I too am off to the Algarve on Sunday, so hopefully the weather will be kind to both of us.


----------



## Coffey (Mar 17, 2018)

I've sent them an email to see what they say. I have had a look at other bags and hoping I can just switch the leg. There are a few Titleist stand bags on gumtree which I am hoping will fit. If not I will use one for Portugal and just use the broken bag for my trolley.


----------



## HomerJSimpson (Mar 17, 2018)

Whoopsie. Not good. Some kick you have. Hope Titleist can get you sorted.


----------



## srixon 1 (Mar 17, 2018)

I repaired a broken leg on a callaway bag years ago.
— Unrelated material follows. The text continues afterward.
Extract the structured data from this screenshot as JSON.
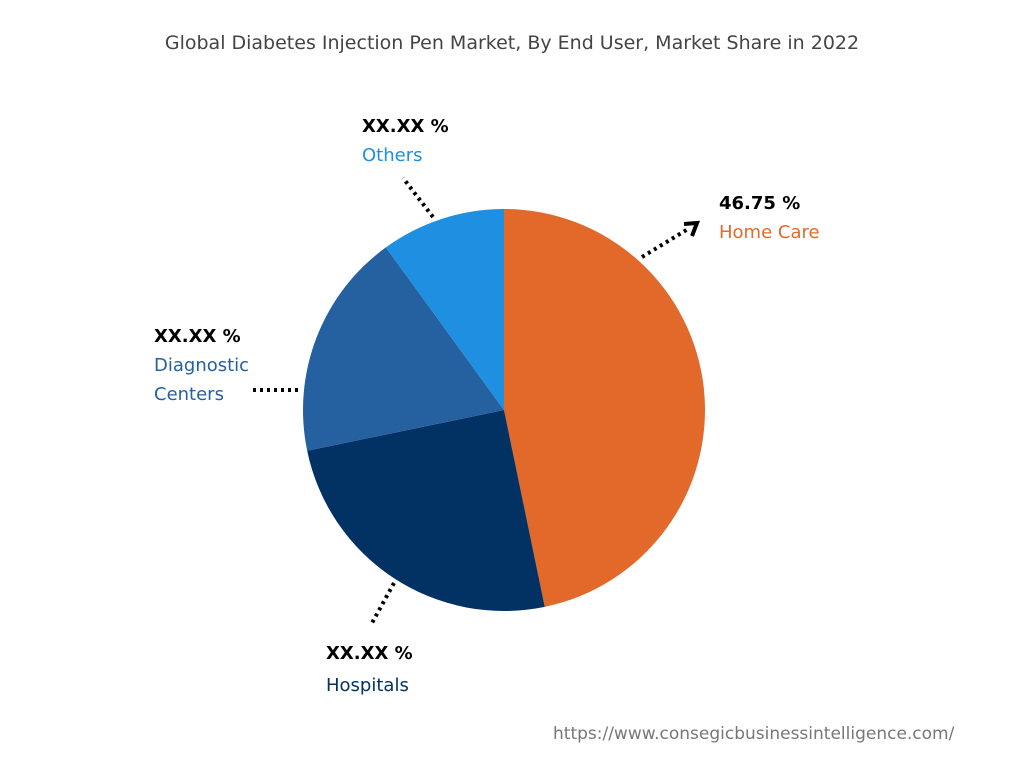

A bit of tube about 6 inches long, put both bits of broken leg into tube, drill some small holes and fasten with nuts and bolts.


----------



## Coffey (Mar 18, 2018)

srixon 1 said:



			I repaired a broken leg on a callaway bag years ago. A bit of tube about 6 inches long, put both bits of broken leg into tube, drill some small holes and fasten with nuts and bolts.
		
Click to expand...

that is a good idea. If I don't hear back from them before I go I will be giving this a go. 

I can also get my hands on a cheap Titleist stand bag and try to remove the leg and put it onto my one. Although I am not sure how to remove it or attach it


----------



## CliveW (Mar 18, 2018)

srixon 1 said:



			I repaired a broken leg on a callaway bag years ago. A bit of tube about 6 inches long, put both bits of broken leg into tube, drill some small holes and fasten with nuts and bolts.
		
Click to expand...

Just as an mod of this idea. If you have an old steel golf shaft could you use that as a sleeve and fix it with an epoxy adhesive. Might be neater and easier than drilling and fastening with nuts and bolts.


----------



## Coffey (Mar 18, 2018)

The issue I have is where it is broken. It is right where the plastic bit is near the top of the leg. To work on it is going to be very very difficult.

I have tried to get the leg out but it doesn't seem to come out easily.

I guess the shaft option could work. It needs to go inside the bag leg though due to the plastic clip which covers it, there is no room to put anything around the leg. 

I don't really want to start working on it until I get confirmation from Titleist if there are spare legs etc or not.


----------



## mashleyR7 (Mar 18, 2018)

Coffey said:



			I am away to Portugal next week and need a bag which works!
		
Click to expand...

Borrow a bag of a mate whos not going on the trip.


----------